HeadlinesBriefing favicon HeadlinesBriefing.com

DocuBrowser: Local AI for Document Search

Hacker News •
×

DocuBrowser v0.9.0 introduces a local, AI-powered search engine for documents, aiming to organize and make searchable diverse file types including PDFs, ebooks, and Word documents. The tool operates entirely offline, requiring no internet connection, accounts, or API keys, and emphasizes user data privacy. It combines traditional keyword search with AI-driven semantic similarity and synopsis generation, utilizing local models like Ollama, nomic-embed-text, and dolphin3.

Its hybrid search mode blends 70% semantic and 30% keyword relevance, re-ranking results for improved accuracy. Users can generate on-demand AI synopses for documents, which are then cached. DocuBrowser supports numerous file formats, employing libraries like `pdfplumber` and `python-docx` for extraction.

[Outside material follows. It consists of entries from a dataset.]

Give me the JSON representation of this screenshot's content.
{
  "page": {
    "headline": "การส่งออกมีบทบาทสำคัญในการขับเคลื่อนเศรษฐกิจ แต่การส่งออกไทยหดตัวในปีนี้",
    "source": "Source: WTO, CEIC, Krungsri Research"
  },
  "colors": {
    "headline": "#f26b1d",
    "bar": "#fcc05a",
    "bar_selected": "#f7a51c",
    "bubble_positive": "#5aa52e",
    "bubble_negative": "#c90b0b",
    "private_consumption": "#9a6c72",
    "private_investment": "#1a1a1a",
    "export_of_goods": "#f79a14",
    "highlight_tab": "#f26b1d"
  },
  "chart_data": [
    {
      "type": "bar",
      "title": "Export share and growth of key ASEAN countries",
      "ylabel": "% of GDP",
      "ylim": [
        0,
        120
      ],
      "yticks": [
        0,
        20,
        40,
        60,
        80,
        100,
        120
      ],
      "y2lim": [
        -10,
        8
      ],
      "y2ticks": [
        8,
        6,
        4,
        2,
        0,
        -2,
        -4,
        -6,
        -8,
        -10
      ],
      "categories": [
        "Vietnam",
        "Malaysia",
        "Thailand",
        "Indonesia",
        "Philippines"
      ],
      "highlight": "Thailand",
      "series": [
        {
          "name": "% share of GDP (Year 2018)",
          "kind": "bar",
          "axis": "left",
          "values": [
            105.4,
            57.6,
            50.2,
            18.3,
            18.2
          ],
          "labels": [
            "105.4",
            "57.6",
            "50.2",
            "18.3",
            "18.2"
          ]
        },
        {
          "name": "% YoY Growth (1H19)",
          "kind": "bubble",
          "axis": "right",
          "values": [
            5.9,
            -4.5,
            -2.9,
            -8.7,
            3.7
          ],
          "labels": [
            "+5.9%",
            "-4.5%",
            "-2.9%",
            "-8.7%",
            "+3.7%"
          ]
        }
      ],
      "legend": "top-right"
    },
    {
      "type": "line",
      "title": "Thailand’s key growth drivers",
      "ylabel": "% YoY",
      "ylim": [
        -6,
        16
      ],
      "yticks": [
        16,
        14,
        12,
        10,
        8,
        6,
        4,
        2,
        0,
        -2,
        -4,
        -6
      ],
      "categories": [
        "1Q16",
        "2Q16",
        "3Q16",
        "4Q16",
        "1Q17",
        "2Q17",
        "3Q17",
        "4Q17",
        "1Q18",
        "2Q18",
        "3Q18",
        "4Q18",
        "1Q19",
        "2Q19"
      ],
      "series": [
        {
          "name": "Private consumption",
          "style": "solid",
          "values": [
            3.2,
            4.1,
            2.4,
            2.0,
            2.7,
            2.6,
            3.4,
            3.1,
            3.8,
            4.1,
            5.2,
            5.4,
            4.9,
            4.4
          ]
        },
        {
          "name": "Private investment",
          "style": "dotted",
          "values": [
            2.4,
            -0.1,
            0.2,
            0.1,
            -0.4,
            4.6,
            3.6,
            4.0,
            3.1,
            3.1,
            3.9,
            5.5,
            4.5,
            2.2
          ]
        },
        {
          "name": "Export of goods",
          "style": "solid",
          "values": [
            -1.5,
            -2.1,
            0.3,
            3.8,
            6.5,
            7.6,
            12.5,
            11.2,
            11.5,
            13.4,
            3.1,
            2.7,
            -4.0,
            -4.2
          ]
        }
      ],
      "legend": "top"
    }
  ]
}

It also includes a PII scanner to detect and blacklist sensitive information.

Packaged for Linux, Windows, and macOS, DocuBrowser prioritizes a stable interface. Performance metrics cite typical search latency under 150ms. The tool’s architecture uses SQLite FTS5 for keyword indexing and Ollama for embeddings and synopsis generation, ensuring all processing happens client-side. This approach offers a cost-effective and secure alternative to cloud-based document management solutions.